First Look: 2014 Nissan GT-R

2014 Nissan GT-R

The one constant in the lifecycle of the Nissan GT-R has been change. Almost every new model year has brought hefty revisions to Japan's all-wheel-drive monster, generally making the GT-R even faster and more powerful than the year before. This year, however, Nissan went easy on the updates and made only a few small suspension and interior changes.

The twin-turbo 3.8-liter V-6, for starters, still produces 545 hp and 463 lb-ft of torque, and it's still coupled to a six-speed dual-clutch transmission and all-wheel drive system. The main difference is that new fuel injectors provide beefier torque response between 4500 and 6000 rpm, and a baffled oil pan helps reduce some friction and maintain oil pressure during aggressive cornering. In recognition of the master craftsmen who assemble the GT-R's V-6 by hand, Nissan adds a stamped aluminum plate under the hood of each car bearing the name of that engine's builder.

Beneath the engine, Nissan redesigned some front suspension components to slightly lower the car's center of gravity and marginally reduce body roll. Bushings have been moved and the anti-roll bar changed, and the springs and shock absorbers have a slightly different calibration. Nissan also installed new cam bolts that make it easier to adjust the car's alignment.

The GT-R is once again offered in two trim levels, the entry GT-R Premium and the racier, slightly lighter Black Edition. The former gains a Premium Interior package for 2014 that adds hand-stitched Red Amber leather upholstery, plus red accents for on the instrument panel, steering wheel, doors, armrests, and shifter.
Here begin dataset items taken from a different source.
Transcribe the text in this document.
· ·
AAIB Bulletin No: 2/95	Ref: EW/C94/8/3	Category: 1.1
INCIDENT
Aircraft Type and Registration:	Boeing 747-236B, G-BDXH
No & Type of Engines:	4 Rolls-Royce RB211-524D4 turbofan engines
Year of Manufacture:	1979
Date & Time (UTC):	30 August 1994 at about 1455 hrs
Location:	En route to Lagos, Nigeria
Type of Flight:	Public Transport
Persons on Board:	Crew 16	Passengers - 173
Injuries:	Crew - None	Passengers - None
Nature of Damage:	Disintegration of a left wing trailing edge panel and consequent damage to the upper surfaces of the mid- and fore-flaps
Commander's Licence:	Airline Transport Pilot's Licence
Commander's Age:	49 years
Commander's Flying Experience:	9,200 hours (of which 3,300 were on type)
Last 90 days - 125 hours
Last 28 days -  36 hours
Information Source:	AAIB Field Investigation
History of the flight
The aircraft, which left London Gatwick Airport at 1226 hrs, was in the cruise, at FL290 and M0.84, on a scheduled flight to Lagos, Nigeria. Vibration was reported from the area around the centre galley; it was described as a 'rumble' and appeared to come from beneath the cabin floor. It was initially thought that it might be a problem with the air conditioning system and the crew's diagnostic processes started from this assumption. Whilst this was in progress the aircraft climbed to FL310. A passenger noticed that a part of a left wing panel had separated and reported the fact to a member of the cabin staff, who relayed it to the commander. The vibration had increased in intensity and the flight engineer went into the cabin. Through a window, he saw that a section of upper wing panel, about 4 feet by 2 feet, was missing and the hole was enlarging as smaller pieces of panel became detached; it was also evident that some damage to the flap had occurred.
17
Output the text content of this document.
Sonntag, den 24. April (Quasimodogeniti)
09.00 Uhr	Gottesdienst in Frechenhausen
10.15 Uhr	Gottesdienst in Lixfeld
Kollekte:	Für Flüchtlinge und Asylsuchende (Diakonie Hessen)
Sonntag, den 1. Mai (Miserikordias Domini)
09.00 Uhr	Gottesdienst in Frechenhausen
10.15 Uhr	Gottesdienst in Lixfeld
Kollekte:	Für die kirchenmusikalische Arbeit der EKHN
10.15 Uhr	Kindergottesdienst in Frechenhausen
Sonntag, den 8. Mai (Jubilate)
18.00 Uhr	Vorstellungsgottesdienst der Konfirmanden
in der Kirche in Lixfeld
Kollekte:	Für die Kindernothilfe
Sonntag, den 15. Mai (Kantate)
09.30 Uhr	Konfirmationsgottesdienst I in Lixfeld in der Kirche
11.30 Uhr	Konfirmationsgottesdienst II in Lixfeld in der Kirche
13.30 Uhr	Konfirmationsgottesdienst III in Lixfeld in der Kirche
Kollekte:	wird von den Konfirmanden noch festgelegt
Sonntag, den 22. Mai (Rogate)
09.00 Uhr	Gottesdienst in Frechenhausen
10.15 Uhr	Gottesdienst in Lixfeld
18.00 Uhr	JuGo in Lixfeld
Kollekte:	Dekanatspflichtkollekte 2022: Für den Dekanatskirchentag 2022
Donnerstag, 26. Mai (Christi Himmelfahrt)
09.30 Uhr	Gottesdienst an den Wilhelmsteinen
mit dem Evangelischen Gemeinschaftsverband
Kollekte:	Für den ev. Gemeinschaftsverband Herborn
The Black Edition gains as standard red steering wheel accents, red and black leather Recaro seats, and a dark headliner.

It all sounds a bit anticlimactic, given that in other years Nissan has added gobs of horsepower or dramatically improved the car's handling when revising the GT-R. But the last thing a car as astonishingly fast and capable as the 2013 GT-R needed was more performance, so there's no faulting Nissan for simply making minor tweaks to keep the car fresh for the new model year.

Every other revision to the Nissan GT-R has come with a price increase, so expect the new car to start above this year's entry price of $97,820 (which includes a $1000 destination charge). The 2014 Nissan GT-R goes on sale in the U.S. in January.